Muscat seemed strong with such Labour stalwarts. And he also cemented the loyalty of others in the party through extra-paid duties for parliamentarians and various Tagħna Lkoll exponents.
Cracks grew larger when Muscat announced the development of a private University on Żonqor ODZ land. This resulted in the largest civil society protest ever, influencing Muscat to alter his announced plans. A sort of win-win, if you like.
As Labour’s governance was tainted by constant corrupt practices, parliamentarian Marlene Farrugia distanced herself from Labour, eventually resulting in her role in the Forza Nazzjonali electoral coalition. Labour’s whip Godfrey Farrugia recently followed suit.
When the Panama Papers scandal broke out, Muscat’s image of strength started to be in serious doubt. He could have dismissed Keith Schembri and Konrad Mizzi, but he did the opposite. A series of unintended consequences emerged, and he seemed less in control.

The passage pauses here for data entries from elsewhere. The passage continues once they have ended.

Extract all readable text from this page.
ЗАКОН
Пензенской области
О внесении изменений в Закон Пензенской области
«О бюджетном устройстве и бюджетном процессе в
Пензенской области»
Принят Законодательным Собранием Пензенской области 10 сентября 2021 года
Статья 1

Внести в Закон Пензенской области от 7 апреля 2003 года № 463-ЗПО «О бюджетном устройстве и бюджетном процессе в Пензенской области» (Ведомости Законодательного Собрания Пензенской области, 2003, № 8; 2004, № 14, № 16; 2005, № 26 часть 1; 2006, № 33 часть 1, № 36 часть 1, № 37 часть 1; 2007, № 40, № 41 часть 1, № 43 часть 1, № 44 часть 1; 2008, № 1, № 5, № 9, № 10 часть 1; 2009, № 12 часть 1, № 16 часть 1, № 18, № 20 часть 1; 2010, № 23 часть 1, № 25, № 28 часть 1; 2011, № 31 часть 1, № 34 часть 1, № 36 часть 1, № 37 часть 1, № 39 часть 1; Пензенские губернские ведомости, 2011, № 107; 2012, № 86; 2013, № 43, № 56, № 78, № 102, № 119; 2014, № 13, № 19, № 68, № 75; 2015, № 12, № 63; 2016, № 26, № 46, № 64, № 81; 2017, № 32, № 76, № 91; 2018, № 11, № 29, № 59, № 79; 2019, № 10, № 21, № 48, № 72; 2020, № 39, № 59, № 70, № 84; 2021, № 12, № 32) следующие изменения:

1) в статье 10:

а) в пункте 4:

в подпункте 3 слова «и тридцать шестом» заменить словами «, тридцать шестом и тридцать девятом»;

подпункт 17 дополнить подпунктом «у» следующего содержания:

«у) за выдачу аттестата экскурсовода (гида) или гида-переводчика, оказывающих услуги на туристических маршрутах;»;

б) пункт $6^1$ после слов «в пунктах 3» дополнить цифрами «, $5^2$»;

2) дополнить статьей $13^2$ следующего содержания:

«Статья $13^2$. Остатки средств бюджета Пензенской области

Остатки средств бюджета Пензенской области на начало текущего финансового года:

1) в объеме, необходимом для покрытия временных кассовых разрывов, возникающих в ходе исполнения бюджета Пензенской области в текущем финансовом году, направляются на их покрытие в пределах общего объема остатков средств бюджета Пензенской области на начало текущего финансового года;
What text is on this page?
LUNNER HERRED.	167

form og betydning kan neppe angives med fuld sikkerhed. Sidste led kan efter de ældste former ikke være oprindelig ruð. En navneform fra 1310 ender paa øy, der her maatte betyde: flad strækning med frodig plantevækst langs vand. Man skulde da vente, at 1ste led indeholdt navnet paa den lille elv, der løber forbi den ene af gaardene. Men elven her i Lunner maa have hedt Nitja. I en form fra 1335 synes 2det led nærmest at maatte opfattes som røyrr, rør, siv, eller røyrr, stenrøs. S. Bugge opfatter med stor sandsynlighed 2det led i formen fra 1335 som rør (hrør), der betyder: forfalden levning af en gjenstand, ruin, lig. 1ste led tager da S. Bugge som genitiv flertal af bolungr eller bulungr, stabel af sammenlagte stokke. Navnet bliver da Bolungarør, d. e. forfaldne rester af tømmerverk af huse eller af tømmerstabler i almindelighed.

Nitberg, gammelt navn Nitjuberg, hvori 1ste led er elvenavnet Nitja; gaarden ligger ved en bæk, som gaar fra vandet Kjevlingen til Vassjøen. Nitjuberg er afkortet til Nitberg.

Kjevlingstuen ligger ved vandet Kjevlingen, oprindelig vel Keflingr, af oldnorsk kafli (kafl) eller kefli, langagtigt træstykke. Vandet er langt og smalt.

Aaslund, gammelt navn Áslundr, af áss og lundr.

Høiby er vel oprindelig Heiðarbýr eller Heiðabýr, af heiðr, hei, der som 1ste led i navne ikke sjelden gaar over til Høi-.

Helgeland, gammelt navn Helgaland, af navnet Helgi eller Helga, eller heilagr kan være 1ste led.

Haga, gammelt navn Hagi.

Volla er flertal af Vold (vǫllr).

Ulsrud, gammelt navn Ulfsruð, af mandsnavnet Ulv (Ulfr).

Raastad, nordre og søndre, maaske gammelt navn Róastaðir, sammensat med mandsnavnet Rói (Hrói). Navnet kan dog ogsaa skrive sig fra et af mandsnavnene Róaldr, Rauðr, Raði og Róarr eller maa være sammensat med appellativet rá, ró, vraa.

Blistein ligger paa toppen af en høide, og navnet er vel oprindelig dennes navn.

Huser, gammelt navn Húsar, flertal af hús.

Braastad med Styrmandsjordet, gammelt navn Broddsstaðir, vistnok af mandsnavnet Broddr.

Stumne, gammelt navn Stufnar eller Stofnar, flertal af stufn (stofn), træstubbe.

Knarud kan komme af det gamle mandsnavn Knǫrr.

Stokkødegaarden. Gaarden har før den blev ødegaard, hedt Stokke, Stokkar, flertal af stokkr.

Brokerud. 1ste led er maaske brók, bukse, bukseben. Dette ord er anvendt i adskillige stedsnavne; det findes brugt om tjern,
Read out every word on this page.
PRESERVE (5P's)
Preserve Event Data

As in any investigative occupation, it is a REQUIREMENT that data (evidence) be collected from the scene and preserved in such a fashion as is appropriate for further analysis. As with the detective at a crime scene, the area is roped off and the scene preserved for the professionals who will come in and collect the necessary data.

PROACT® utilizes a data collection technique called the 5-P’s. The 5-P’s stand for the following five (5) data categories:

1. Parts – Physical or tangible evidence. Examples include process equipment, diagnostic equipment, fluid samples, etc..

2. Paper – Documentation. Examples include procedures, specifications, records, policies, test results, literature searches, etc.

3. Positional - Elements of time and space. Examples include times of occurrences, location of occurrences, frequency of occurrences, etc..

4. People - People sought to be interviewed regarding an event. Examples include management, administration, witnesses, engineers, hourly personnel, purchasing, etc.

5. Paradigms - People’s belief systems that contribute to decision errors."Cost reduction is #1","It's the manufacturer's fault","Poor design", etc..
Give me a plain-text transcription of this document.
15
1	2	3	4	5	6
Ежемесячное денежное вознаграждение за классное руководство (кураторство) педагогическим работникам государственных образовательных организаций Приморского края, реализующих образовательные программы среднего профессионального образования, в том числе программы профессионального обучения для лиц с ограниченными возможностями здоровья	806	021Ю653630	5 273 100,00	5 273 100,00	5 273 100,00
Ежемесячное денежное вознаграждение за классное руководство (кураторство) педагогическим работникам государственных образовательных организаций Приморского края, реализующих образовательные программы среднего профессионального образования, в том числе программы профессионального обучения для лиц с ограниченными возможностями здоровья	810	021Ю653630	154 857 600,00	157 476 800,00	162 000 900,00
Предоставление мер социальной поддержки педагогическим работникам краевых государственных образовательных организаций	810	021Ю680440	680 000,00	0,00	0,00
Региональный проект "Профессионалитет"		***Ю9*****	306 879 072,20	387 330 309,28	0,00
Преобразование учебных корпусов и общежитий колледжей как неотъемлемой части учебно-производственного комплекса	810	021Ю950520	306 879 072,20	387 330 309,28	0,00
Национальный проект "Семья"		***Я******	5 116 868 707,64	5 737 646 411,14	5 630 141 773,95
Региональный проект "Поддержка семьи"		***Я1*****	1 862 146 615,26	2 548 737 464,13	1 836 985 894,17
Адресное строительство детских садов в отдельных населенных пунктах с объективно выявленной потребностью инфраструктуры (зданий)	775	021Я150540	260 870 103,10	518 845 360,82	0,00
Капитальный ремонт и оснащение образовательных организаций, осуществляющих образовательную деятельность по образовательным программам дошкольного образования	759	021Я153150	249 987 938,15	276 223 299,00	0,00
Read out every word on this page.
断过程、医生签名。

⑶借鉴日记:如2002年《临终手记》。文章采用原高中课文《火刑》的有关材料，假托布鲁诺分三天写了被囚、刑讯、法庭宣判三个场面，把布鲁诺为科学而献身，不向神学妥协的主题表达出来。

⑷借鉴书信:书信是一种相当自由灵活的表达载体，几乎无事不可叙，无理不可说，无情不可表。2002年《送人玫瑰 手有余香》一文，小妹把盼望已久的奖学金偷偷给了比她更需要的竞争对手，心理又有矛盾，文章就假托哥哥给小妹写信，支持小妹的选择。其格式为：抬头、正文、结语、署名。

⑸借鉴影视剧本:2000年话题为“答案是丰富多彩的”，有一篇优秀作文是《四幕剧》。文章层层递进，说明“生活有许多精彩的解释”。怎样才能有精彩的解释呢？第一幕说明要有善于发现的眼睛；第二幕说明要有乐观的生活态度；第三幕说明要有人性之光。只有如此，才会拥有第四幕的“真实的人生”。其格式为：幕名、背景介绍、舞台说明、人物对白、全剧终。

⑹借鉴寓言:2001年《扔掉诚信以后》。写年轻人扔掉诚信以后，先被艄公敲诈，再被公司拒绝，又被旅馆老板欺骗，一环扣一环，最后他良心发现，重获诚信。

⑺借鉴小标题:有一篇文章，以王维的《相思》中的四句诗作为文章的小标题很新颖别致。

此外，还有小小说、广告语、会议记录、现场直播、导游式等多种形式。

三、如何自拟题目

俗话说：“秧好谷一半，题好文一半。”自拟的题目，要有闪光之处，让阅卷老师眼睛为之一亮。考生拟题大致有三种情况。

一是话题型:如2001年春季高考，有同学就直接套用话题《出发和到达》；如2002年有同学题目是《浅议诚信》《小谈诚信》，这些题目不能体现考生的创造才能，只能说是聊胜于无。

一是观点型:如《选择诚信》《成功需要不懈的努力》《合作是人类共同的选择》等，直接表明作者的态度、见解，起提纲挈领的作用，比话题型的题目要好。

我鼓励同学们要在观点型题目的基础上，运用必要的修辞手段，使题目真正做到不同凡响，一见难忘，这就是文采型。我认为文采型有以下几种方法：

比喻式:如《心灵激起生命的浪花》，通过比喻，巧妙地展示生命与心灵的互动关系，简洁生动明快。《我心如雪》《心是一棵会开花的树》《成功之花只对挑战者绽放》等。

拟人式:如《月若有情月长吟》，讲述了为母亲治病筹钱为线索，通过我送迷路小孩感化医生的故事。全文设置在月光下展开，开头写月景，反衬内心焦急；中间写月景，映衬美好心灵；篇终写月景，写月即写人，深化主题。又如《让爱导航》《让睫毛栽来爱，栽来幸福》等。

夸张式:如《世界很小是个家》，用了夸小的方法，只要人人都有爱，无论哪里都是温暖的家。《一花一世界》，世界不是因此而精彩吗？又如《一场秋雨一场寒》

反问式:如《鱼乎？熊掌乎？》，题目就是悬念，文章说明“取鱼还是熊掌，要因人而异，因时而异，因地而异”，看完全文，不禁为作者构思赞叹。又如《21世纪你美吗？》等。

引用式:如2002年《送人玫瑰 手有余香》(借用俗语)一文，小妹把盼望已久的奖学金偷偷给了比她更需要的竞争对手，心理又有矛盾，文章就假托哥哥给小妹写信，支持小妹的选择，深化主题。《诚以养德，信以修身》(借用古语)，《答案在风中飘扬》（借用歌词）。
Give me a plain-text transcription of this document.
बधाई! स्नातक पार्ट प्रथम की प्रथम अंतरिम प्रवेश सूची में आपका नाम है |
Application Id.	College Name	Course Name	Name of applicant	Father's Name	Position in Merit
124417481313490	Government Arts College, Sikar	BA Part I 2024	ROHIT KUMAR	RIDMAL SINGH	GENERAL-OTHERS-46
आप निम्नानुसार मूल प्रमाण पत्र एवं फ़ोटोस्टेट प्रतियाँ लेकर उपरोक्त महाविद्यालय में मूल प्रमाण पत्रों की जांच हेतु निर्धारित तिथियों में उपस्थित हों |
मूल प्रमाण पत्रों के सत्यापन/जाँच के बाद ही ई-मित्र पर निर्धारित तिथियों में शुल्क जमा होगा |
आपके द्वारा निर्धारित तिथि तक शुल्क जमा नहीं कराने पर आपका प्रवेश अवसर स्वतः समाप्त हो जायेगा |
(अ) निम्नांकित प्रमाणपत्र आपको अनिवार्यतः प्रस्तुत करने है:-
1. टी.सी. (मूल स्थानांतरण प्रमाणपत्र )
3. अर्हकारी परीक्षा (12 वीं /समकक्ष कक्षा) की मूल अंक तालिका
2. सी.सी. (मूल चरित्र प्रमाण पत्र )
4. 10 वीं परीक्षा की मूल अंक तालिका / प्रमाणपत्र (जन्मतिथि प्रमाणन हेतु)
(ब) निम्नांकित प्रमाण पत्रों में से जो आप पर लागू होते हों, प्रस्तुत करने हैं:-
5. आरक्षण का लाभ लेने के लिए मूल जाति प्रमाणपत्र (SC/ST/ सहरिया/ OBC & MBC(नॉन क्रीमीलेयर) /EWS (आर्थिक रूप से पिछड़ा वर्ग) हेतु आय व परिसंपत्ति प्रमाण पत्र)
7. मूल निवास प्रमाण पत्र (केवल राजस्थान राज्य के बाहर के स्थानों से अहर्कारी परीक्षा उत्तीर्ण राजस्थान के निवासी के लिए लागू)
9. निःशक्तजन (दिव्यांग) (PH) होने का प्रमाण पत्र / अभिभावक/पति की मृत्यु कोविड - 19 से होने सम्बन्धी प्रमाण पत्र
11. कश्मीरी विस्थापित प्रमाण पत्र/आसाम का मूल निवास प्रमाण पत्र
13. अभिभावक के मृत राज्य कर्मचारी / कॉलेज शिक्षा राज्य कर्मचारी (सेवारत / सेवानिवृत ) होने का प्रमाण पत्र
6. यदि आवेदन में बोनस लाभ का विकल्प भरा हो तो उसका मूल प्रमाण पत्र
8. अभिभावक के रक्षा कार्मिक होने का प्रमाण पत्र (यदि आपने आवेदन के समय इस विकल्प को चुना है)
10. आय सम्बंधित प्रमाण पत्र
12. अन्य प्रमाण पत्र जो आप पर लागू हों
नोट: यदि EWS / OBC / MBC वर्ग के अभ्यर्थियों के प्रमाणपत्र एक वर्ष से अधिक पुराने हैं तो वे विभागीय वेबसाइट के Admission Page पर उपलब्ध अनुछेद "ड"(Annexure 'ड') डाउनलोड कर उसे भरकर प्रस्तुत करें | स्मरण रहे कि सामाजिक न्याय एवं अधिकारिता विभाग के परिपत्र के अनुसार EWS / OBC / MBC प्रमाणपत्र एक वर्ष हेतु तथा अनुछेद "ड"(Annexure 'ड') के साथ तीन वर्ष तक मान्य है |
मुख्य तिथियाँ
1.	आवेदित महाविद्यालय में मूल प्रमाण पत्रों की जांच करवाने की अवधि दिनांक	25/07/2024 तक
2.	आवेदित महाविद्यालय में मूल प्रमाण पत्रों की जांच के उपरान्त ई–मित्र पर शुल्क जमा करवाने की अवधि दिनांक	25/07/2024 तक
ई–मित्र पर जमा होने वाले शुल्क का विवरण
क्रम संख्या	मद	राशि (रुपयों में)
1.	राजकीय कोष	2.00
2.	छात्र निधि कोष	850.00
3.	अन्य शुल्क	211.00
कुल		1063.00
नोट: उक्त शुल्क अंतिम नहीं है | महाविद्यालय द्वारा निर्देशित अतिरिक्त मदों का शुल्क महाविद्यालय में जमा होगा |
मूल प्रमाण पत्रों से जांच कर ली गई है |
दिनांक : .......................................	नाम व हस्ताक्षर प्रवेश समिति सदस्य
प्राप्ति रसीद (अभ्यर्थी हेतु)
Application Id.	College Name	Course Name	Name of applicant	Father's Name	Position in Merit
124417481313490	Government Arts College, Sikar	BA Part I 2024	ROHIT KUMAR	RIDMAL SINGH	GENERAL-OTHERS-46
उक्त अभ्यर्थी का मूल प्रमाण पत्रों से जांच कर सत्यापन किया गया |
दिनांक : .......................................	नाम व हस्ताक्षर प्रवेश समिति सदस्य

Eventually, Muscat contradicted what he had said some weeks earlier and called an early election, despite having a massive parliamentary majority (unlike Sant in 1998). He also refused to discuss Panama Papers with the European Parliament.
Muscat today retains his charisma and strength as party leader, but he has also become a parody of his former self.
Even if he wins the election (which is in itself doubtful), he may have only postponed implosion.